In a bold move aimed at bolstering Ghana’s economic stability, the Institute of Economic Affairs (IEA) is making a strong case for crucial amendments to the Bank of Ghana Act 2016.
Central to their proposal is the extension of the Governor’s tenure, ensuring continuity and independence from presidential terms.
Speaking at a Stakeholders’ Forum themed “Reviewing the Bank of Ghana’s Act to Promote Transparency, Accountability, and Effectiveness,” Senior Scholar Prof. Alexander Bilson Darku from the IEA emphasised the critical importance of safeguarding the Central Bank from governmental influence over the Governor’s terms and conditions.
He asserted that maintaining this autonomy is essential for upholding the effectiveness and independence of the regulatory institution.
“We began by examining the composition of the Bank of Ghana’s board, the governor’s appointment process, and the regulatory framework governing government lending limits,” he said.

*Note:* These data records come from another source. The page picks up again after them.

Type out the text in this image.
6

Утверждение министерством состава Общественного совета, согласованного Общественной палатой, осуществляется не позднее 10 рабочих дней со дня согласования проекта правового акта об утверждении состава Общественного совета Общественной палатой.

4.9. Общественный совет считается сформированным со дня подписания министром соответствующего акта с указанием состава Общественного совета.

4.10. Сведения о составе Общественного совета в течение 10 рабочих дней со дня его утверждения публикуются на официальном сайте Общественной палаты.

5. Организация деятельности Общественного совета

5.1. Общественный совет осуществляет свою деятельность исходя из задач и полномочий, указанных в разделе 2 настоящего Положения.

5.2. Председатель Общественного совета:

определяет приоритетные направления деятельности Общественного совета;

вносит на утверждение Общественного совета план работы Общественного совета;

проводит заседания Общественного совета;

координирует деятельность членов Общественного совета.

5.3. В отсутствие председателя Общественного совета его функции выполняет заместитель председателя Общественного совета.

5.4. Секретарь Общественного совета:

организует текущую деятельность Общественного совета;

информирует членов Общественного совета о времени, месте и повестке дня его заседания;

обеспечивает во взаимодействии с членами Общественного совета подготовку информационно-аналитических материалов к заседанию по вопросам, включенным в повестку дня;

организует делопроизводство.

“There was a consensus on the necessity for Ghana to carefully consider aligning the term of the Bank of Ghana Governor to overlap that the of President to ensure continuity and effectiveness in governance,” he added
Prof. Alexander Bilson Darku further explained that: “substantial discussion focused on enhancing the independence of the Bank of Ghana and its ability to effectively promote price stability, exchange rate stability, and economic development through sound policy measures”.